Trustee Emeritus Ben W. Heineman Sr., a nationally respected business leader and successful corporate lawyer, died Aug. 5 at the age of 98.
Heineman led the Chicago and Northwestern Railway and later the holding company, Northwest Industries, for nearly 30 years. He was credited for being an innovator in the industry and leader in improving commuter rail service in Chicago.
In the public sector, he received appointments at the local, state and national levels, and served as an adviser to Mayor Richard J. Daley, Gov.
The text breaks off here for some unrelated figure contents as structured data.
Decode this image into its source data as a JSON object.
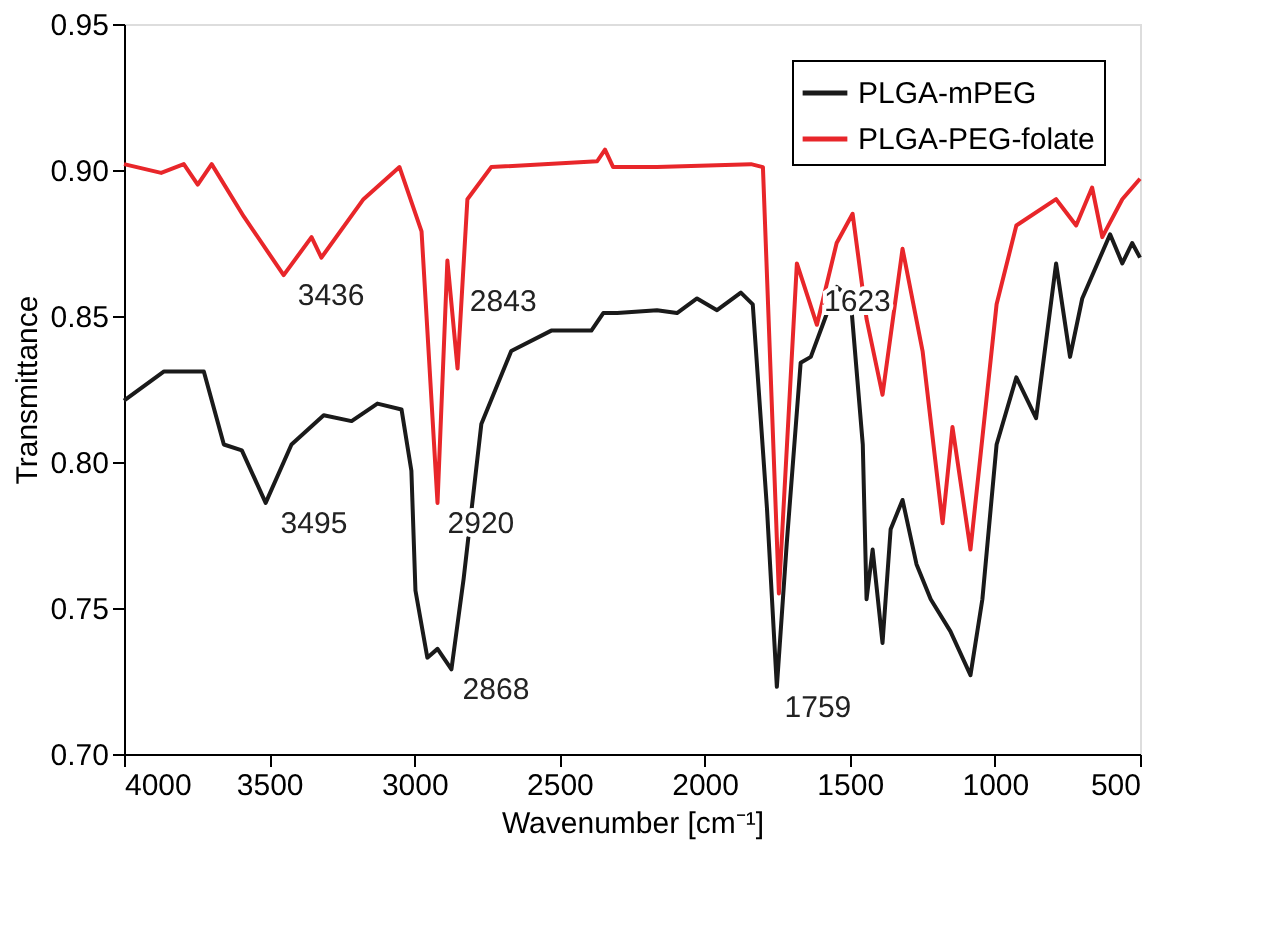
{
  "chart_data": {
    "type": "line",
    "xlabel": "Wavenumber [cm⁻¹]",
    "ylabel": "Transmittance",
    "xlim": [
      4000,
      500
    ],
    "xticks": [
      4000,
      3500,
      3000,
      2500,
      2000,
      1500,
      1000,
      500
    ],
    "ylim": [
      0.7,
      0.95
    ],
    "yticks": [
      {
        "value": 0.7,
        "label": "0.70"
      },
      {
        "value": 0.75,
        "label": "0.75"
      },
      {
        "value": 0.8,
        "label": "0.80"
      },
      {
        "value": 0.85,
        "label": "0.85"
      },
      {
        "value": 0.9,
        "label": "0.90"
      },
      {
        "value": 0.95,
        "label": "0.95"
      }
    ],
    "legend": "top right",
    "grid": false,
    "marker": "none",
    "line_style": "solid",
    "series": [
      {
        "name": "PLGA-mPEG",
        "color": "#1a1a1a",
        "x": [
          4000,
          3862,
          3725,
          3656,
          3594,
          3512,
          3423,
          3312,
          3216,
          3127,
          3044,
          3010,
          2996,
          2955,
          2920,
          2872,
          2830,
          2769,
          2666,
          2528,
          2390,
          2349,
          2301,
          2164,
          2095,
          2026,
          1957,
          1875,
          1834,
          1785,
          1751,
          1717,
          1669,
          1634,
          1593,
          1545,
          1497,
          1455,
          1442,
          1421,
          1387,
          1359,
          1318,
          1270,
          1221,
          1153,
          1084,
          1043,
          994,
          926,
          858,
          789,
          741,
          699,
          603,
          561,
          527,
          500
        ],
        "values": [
          0.821,
          0.831,
          0.831,
          0.806,
          0.804,
          0.786,
          0.806,
          0.816,
          0.814,
          0.82,
          0.818,
          0.797,
          0.756,
          0.733,
          0.736,
          0.729,
          0.76,
          0.813,
          0.838,
          0.845,
          0.845,
          0.851,
          0.851,
          0.852,
          0.851,
          0.856,
          0.852,
          0.858,
          0.854,
          0.784,
          0.723,
          0.772,
          0.834,
          0.836,
          0.847,
          0.86,
          0.856,
          0.806,
          0.753,
          0.77,
          0.738,
          0.777,
          0.787,
          0.765,
          0.753,
          0.742,
          0.727,
          0.753,
          0.806,
          0.829,
          0.815,
          0.868,
          0.836,
          0.856,
          0.878,
          0.868,
          0.875,
          0.87
        ]
      },
      {
        "name": "PLGA-PEG-folate",
        "color": "#e8262a",
        "x": [
          4000,
          3872,
          3794,
          3746,
          3698,
          3587,
          3450,
          3354,
          3320,
          3175,
          3051,
          2975,
          2920,
          2886,
          2851,
          2817,
          2735,
          2370,
          2343,
          2315,
          2164,
          1840,
          1799,
          1744,
          1682,
          1613,
          1545,
          1490,
          1442,
          1387,
          1318,
          1249,
          1180,
          1146,
          1084,
          994,
          926,
          789,
          720,
          665,
          630,
          561,
          500
        ],
        "values": [
          0.902,
          0.899,
          0.902,
          0.895,
          0.902,
          0.884,
          0.864,
          0.877,
          0.87,
          0.89,
          0.901,
          0.879,
          0.786,
          0.869,
          0.832,
          0.89,
          0.901,
          0.903,
          0.907,
          0.901,
          0.901,
          0.902,
          0.901,
          0.755,
          0.868,
          0.847,
          0.875,
          0.885,
          0.849,
          0.823,
          0.873,
          0.838,
          0.779,
          0.812,
          0.77,
          0.854,
          0.881,
          0.89,
          0.881,
          0.894,
          0.877,
          0.89,
          0.897
        ]
      }
    ],
    "annotations": [
      {
        "text": "3436",
        "x": 3436,
        "y": 0.864
      },
      {
        "text": "2843",
        "x": 2843,
        "y": 0.862
      },
      {
        "text": "2920",
        "x": 2920,
        "y": 0.786
      },
      {
        "text": "3495",
        "x": 3495,
        "y": 0.786
      },
      {
        "text": "2868",
        "x": 2868,
        "y": 0.729
      },
      {
        "text": "1759",
        "x": 1759,
        "y": 0.723
      },
      {
        "text": "1623",
        "x": 1623,
        "y": 0.862
      }
    ]
  }
}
Adlai E. Stevenson and President Lyndon B. Johnson.
He was chairman of the White House Conference on Civil Rights (1966); chair of the President’s Task Force on Government Organizations from 1966 to 1967 and chair of the President’s Commission in Income Maintenance programs in 1968.
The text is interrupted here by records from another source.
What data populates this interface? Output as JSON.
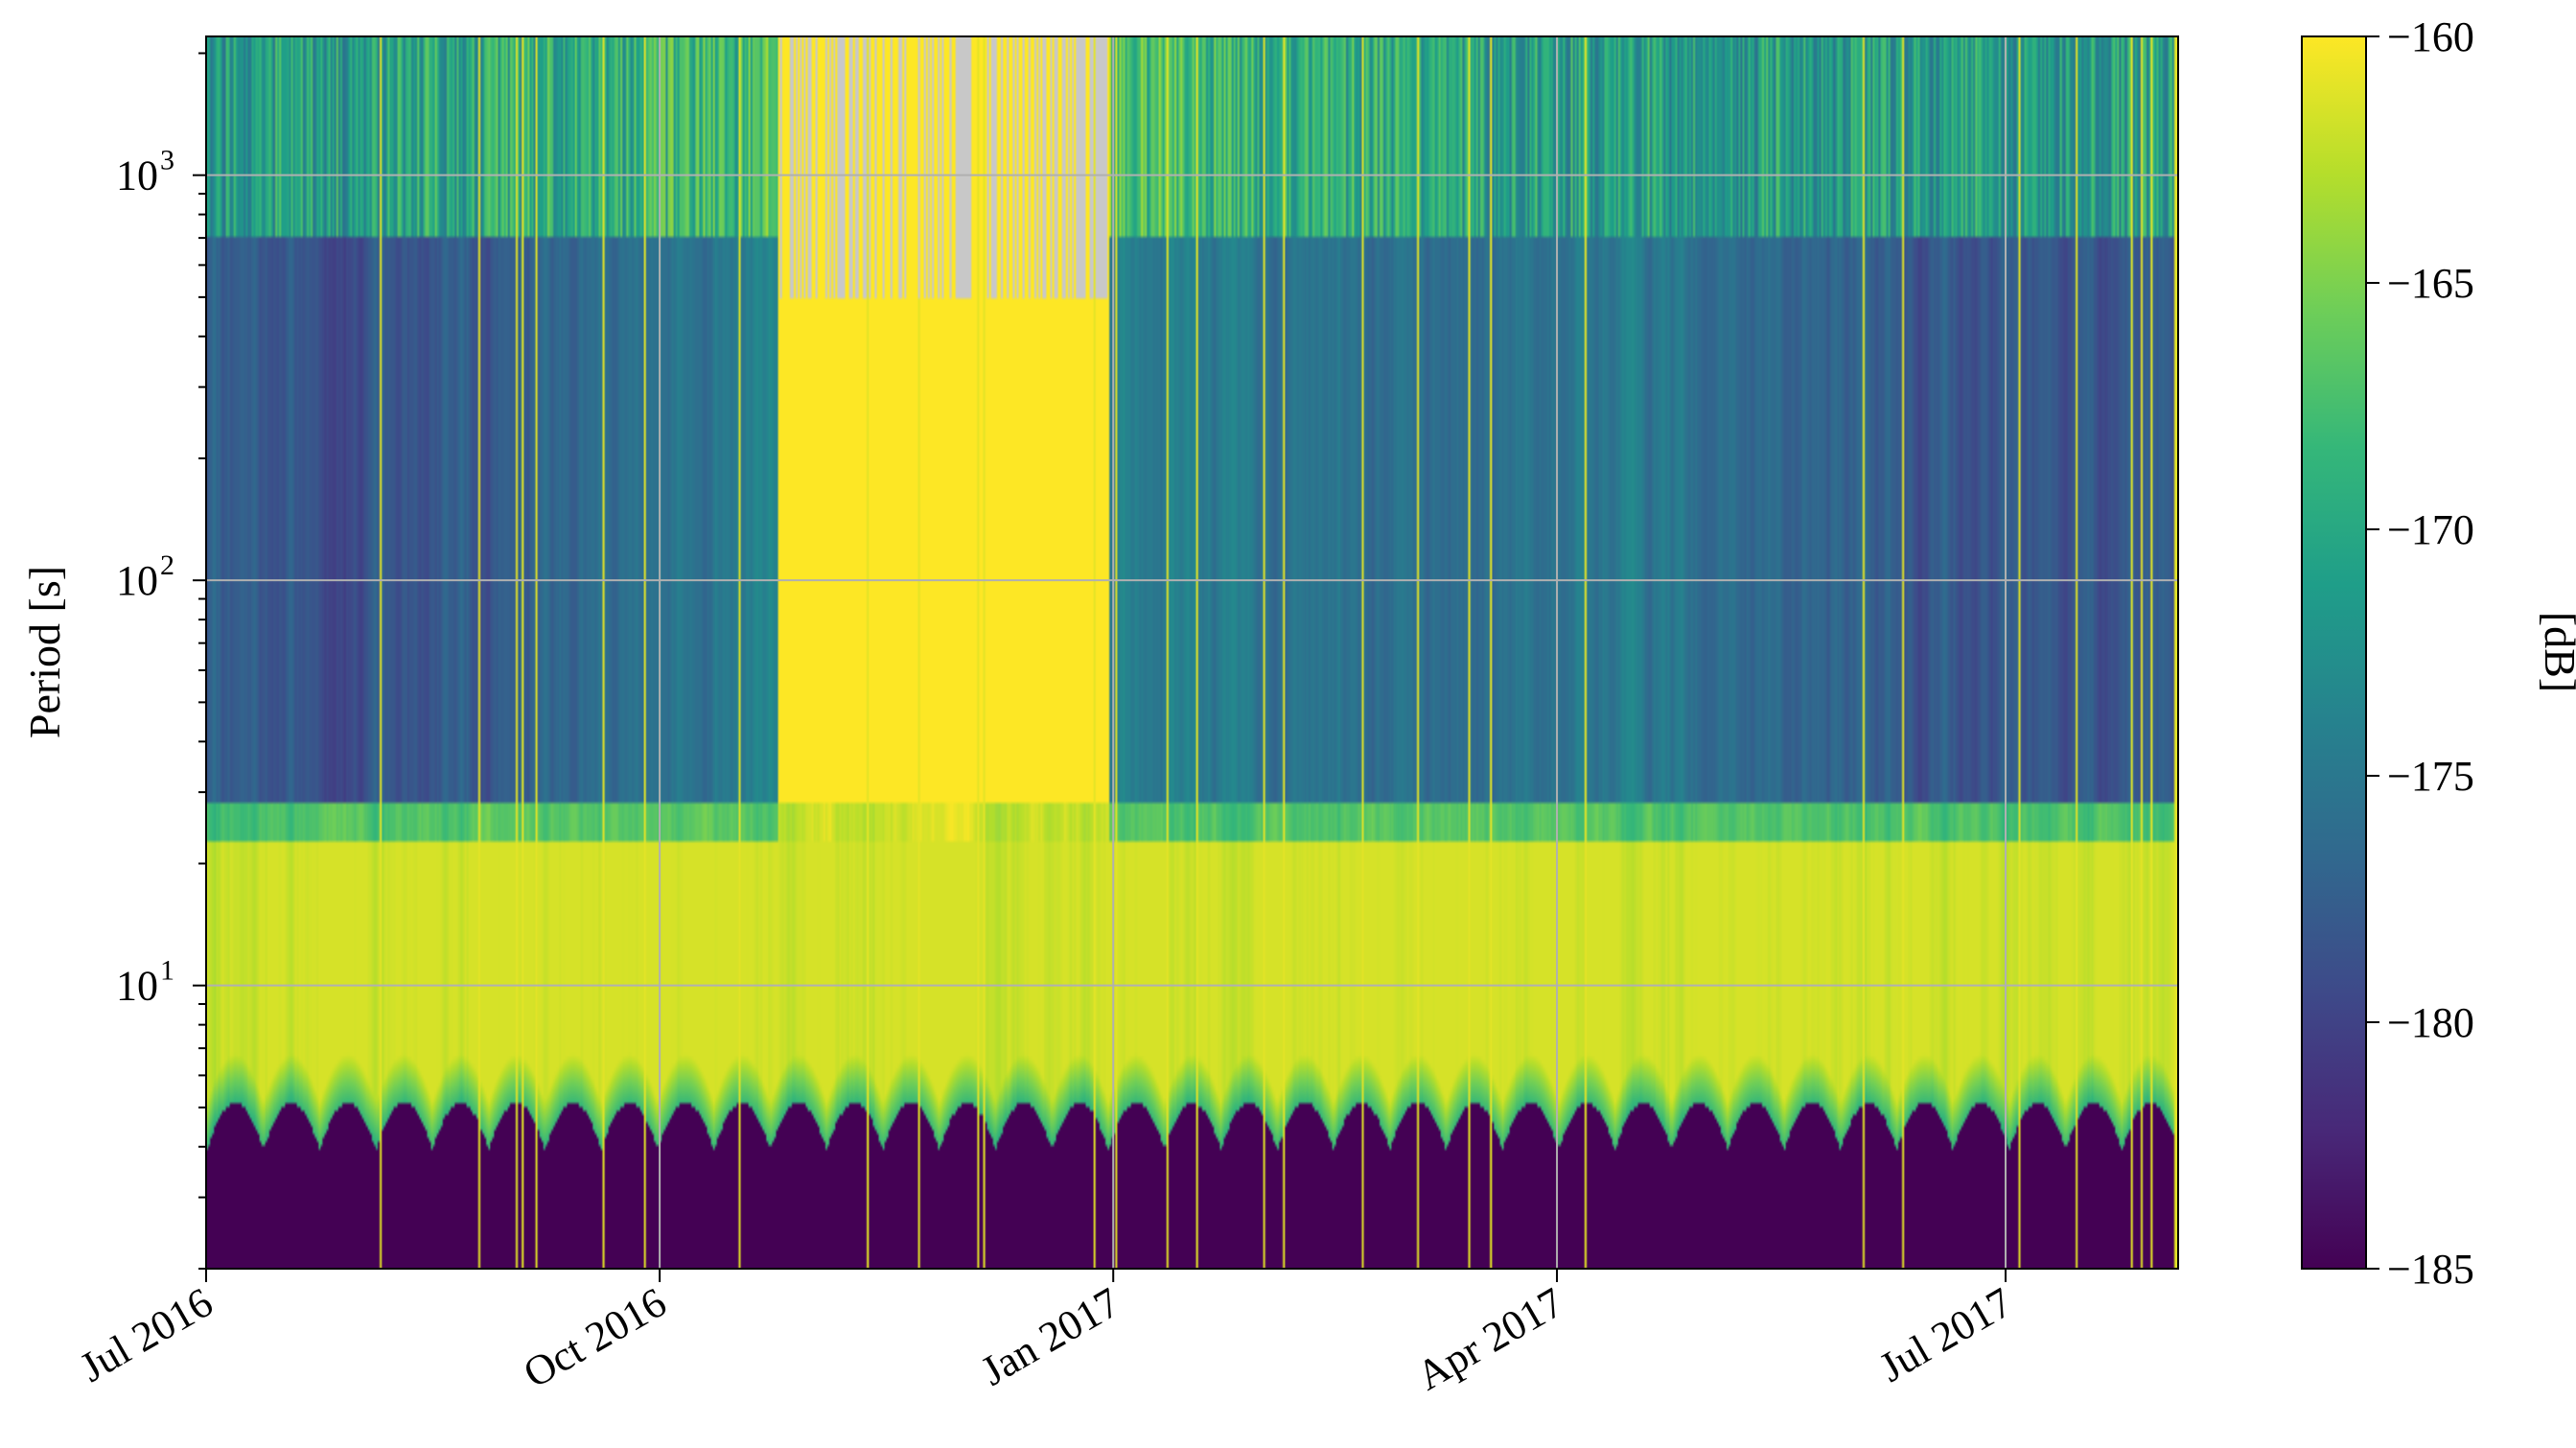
{
  "chart_data": {
    "type": "heatmap",
    "title": "",
    "xlabel": "",
    "ylabel": "Period [s]",
    "x_axis": {
      "kind": "date",
      "range": [
        "2016-07-01",
        "2017-08-05"
      ],
      "ticks": [
        {
          "date": "2016-07-01",
          "label": "Jul 2016"
        },
        {
          "date": "2016-10-01",
          "label": "Oct 2016"
        },
        {
          "date": "2017-01-01",
          "label": "Jan 2017"
        },
        {
          "date": "2017-04-01",
          "label": "Apr 2017"
        },
        {
          "date": "2017-07-01",
          "label": "Jul 2017"
        }
      ]
    },
    "y_axis": {
      "scale": "log",
      "range": [
        2,
        2200
      ],
      "ticks": [
        {
          "value": 10,
          "base": "10",
          "exp": "1"
        },
        {
          "value": 100,
          "base": "10",
          "exp": "2"
        },
        {
          "value": 1000,
          "base": "10",
          "exp": "3"
        }
      ]
    },
    "grid": true,
    "colorbar": {
      "label": "[dB]",
      "colormap": "viridis",
      "range": [
        -185,
        -160
      ],
      "ticks": [
        {
          "value": -160,
          "label": "−160"
        },
        {
          "value": -165,
          "label": "−165"
        },
        {
          "value": -170,
          "label": "−170"
        },
        {
          "value": -175,
          "label": "−175"
        },
        {
          "value": -180,
          "label": "−180"
        },
        {
          "value": -185,
          "label": "−185"
        }
      ]
    },
    "series": [
      {
        "period_band": "below 4 s",
        "typical_db": -185
      },
      {
        "period_band": "5–20 s",
        "typical_db": -161
      },
      {
        "period_band": "30–700 s",
        "typical_db": -180
      },
      {
        "period_band": "above 700 s",
        "typical_db": -172
      }
    ],
    "features": {
      "energetic_window": [
        "2016-10-25",
        "2016-12-31"
      ],
      "no_data_color": "#c8c8c8"
    },
    "colors": {
      "viridis_stops": [
        "#440154",
        "#482878",
        "#3e4989",
        "#31688e",
        "#26828e",
        "#1f9e89",
        "#35b779",
        "#6ece58",
        "#b5de2b",
        "#fde725"
      ],
      "grid": "#b0b0b0",
      "axes": "#000000"
    }
  }
}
Heineman worked on Stevenson’s presidential campaign as a speechwriter and investigated cigarette fraud in 1951 for Stevenson when he was governor. He was chair of the Chicago Civil Rights Summit Conference on Fair Housing (1966), and chair of the Illinois Board of Higher Education (1962-69).
Born to Walter Benjamin and Elsie Brunswick Heineman in Wausau, Wis., he attended the University of Michigan from 1930 to 1933 and graduated at the top of his class from Northwestern Law School in 1936.
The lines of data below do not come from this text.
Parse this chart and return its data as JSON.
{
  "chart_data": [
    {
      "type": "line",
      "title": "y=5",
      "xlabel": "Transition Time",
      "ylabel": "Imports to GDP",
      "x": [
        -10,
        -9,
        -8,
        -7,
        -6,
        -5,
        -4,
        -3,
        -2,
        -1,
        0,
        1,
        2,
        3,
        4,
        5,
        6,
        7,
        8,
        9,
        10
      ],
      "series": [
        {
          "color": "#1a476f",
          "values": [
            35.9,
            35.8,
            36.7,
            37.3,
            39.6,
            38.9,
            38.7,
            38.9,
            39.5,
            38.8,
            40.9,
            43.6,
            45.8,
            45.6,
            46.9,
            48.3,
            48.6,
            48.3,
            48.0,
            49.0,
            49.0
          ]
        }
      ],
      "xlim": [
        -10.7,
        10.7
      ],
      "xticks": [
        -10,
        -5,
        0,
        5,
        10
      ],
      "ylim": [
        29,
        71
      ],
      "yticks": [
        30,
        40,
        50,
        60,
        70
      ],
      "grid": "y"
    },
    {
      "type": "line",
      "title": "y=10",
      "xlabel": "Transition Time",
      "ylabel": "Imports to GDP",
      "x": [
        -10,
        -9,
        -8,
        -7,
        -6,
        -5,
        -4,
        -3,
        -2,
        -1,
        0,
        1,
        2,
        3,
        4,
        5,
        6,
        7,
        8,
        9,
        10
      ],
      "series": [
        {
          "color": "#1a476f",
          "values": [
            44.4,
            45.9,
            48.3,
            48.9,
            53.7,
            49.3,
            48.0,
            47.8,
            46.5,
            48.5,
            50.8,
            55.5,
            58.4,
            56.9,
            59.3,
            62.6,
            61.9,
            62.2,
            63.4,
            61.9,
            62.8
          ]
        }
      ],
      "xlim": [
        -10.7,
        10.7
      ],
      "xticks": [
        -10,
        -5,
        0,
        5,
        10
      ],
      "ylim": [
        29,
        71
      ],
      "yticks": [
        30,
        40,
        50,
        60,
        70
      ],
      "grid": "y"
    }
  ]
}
He joined the University Board in 1964, became a Life Trustee in 1981 and Emeritus Trustee in 2007. He was a life trustee of the Art Institute of Chicago, the Chicago Symphony Orchestra and the Chicago Lyric Opera.
He was married for nearly 75 years to Natalie Goldstein Heineman, who died in 2010. The couple were active supporters of UChicago, particularly the Laboratory Schools.
Heineman is survived by his children, Ben W. Heineman Jr. and Martha Heineman Pieper; six grandchildren; and two great-grandchildren.